Originally created 05/12/04

Lawmakers rally around protecting NASCAR's favorable tax treatment



WASHINGTON -- Stuffed in a package of proposed corporate tax breaks the Senate passed Tuesday is an order to the Internal Revenue Service: Don't start treating NASCAR like it's something other than a carnival ride.

For three decades, the owners of NASCAR tracks have built new grandstands and added restrooms or concessions using a seven-year depreciation schedule, an arrangement also enjoyed by amusement park owners.

But given the actual life of such grandstands, the IRS has begun challenging whether racetracks and amusement parks should be treated the same. Recently, the agency has been telling track owners they should use depreciation periods of 15 years or more, which would reduce their tax deductions by half on an annual basis. They still could recoup their investment, but it would take twice as long.

NASCAR leaders say they aren't seeking anything special; they just want the tax treatment they've enjoyed in the past put into law.

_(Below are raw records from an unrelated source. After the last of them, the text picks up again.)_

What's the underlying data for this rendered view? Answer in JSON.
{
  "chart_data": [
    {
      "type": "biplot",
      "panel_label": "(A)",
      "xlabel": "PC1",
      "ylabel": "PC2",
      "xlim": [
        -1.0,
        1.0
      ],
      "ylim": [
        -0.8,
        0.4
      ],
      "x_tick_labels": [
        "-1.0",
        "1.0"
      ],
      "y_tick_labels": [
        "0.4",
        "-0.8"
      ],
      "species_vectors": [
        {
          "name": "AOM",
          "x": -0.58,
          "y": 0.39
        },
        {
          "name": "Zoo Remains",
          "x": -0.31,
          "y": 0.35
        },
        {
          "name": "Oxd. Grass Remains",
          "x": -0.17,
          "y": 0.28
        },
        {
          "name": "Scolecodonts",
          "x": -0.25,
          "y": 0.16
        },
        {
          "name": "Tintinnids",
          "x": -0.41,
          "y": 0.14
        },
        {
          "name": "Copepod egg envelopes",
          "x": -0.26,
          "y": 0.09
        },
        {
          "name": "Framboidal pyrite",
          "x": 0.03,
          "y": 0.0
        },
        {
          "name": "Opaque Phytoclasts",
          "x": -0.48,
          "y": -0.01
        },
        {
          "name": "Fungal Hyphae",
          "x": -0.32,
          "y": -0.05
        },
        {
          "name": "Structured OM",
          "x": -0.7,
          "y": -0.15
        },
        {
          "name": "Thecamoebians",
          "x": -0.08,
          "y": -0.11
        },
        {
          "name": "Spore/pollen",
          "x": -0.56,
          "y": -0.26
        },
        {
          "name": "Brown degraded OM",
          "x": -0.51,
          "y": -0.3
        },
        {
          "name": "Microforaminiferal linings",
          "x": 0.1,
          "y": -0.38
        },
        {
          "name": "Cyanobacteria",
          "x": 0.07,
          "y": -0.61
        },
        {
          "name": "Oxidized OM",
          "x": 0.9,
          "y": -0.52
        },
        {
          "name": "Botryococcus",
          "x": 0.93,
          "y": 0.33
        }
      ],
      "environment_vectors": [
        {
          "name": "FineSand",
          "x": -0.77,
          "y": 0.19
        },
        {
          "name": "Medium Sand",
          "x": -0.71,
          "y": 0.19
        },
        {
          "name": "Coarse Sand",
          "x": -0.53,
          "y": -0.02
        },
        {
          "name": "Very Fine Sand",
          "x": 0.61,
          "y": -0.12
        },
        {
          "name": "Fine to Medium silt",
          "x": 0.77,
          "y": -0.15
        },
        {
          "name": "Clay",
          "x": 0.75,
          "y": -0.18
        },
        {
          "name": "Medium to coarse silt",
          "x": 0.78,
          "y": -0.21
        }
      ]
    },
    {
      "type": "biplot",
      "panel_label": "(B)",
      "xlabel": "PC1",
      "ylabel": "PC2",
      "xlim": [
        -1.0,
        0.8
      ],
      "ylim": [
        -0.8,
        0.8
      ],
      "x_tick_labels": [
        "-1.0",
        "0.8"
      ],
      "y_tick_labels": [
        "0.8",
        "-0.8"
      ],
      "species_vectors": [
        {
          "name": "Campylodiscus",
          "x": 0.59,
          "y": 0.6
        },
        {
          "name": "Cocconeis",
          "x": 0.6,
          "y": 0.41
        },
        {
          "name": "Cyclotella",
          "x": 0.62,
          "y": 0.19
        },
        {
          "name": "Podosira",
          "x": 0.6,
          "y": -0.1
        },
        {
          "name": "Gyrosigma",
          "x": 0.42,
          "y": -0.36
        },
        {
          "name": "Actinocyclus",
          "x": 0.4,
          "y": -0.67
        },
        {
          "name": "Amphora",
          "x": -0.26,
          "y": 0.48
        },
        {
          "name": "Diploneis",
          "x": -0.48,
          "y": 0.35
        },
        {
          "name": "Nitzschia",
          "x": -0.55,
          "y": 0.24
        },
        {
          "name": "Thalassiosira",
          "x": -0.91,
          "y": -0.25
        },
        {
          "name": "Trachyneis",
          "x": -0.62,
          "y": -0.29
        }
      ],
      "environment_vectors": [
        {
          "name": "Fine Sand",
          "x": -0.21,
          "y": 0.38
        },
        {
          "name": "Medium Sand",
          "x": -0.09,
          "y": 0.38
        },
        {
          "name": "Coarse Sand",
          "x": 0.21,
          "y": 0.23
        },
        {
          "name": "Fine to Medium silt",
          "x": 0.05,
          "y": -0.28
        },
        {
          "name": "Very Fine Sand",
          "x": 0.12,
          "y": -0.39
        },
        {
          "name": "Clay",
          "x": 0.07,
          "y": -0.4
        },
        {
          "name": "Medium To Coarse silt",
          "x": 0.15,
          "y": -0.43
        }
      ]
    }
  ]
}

"We've had this. It's worked, and why mess it up?" said Humpy Wheeler, president of Speedway Motorsports, which operates six tracks. "Everybody's trying to get an economic advantage today, whether it's taxation or whatever it is. There just simply won't be as much construction if we don't have the favorable depreciation."

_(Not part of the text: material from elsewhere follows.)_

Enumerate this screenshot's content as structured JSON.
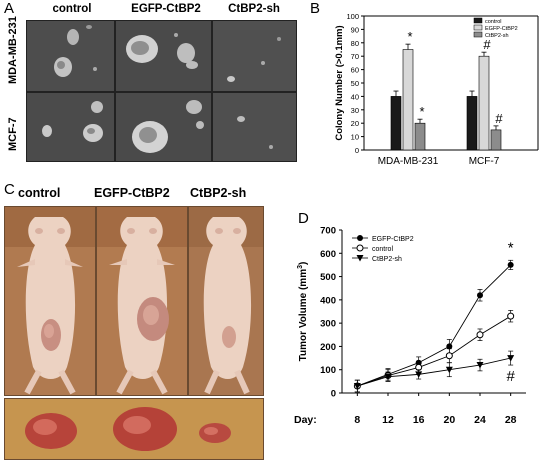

While track owners are the primary beneficiaries, politicians are conscious of the latest political target demographic: "NASCAR dads." They're white, working-class men who like President Bush but could be persuaded to vote Democratic, particularly in state and local races.

"Politicians react to what's in the news, and NASCAR dads have dominated a lot of the political coverage, rightly or wrongly," said Larry Sabato, a University of Virginia political scientist.

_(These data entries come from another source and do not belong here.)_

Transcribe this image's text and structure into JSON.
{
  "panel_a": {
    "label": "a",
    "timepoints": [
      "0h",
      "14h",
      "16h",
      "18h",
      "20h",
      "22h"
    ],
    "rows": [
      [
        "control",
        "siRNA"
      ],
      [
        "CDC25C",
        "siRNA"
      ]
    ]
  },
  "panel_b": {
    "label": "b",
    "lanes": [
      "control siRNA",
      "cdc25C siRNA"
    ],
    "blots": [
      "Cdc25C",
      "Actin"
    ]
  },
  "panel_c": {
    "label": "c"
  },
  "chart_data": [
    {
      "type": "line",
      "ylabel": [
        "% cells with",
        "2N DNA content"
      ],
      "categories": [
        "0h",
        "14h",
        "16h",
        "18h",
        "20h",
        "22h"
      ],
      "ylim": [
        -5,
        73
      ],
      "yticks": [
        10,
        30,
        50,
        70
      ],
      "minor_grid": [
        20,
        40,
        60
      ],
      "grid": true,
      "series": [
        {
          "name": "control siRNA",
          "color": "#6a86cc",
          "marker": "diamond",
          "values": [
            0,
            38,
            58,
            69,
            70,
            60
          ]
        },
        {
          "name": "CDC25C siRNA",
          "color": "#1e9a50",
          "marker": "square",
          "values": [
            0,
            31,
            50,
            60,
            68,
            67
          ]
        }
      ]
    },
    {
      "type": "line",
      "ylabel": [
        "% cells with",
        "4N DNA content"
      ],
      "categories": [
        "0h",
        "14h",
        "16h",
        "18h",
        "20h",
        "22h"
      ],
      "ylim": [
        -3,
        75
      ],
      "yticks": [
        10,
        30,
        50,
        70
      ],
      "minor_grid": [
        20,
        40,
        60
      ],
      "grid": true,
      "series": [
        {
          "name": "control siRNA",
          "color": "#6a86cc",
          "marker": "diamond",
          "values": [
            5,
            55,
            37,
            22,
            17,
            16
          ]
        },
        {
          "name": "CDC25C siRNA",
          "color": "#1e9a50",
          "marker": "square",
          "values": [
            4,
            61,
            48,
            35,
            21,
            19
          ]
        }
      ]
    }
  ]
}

Herb Branham, communications manager with NASCAR's Nextel Cup series, concedes that could be one reason for the widespread congressional support behind the measure.

"Obviously whenever these types of demographic labels do crop up, they do seem to take on a life of their own," Branham said.

There are 60 co-sponsors in the House - some from virtually every Southern state. The local political motivation can be found in nearly every statement lawmakers have released to tout it.

"All the request says is treat us like you've always treated us," Rep. Robin Hayes, R-N.C.

Sen. Elizabeth Dole, R-N.C., estimates NASCAR's annual impact on North Carolina at $1.5 billion each year. Sen. Rick Santorum, R-Pa., also cites the numerous motorsports facilities in his state.

"In the last decade alone, more than a billion dollars has been invested around the country to improve the quality and safety of these facilities - large and small - in reliance on this understanding of the tax law," Santorum said. "It is only fair to provide certainty for the future to allow for continued growth."

Keith Ashdown of Taxpayers for Common Sense says he isn't surprised the NASCAR provision is encountering little resistance in Congress, though he contends it should.

"It's definitely something at face value you really don't want to oppose," Ashdown said. "'They voted against NASCAR' doesn't sound good for anybody running in middle America. It's kind of like opposing subsidies to the Indy speedway and living in Indianapolis. You would be seen as a vile outcast."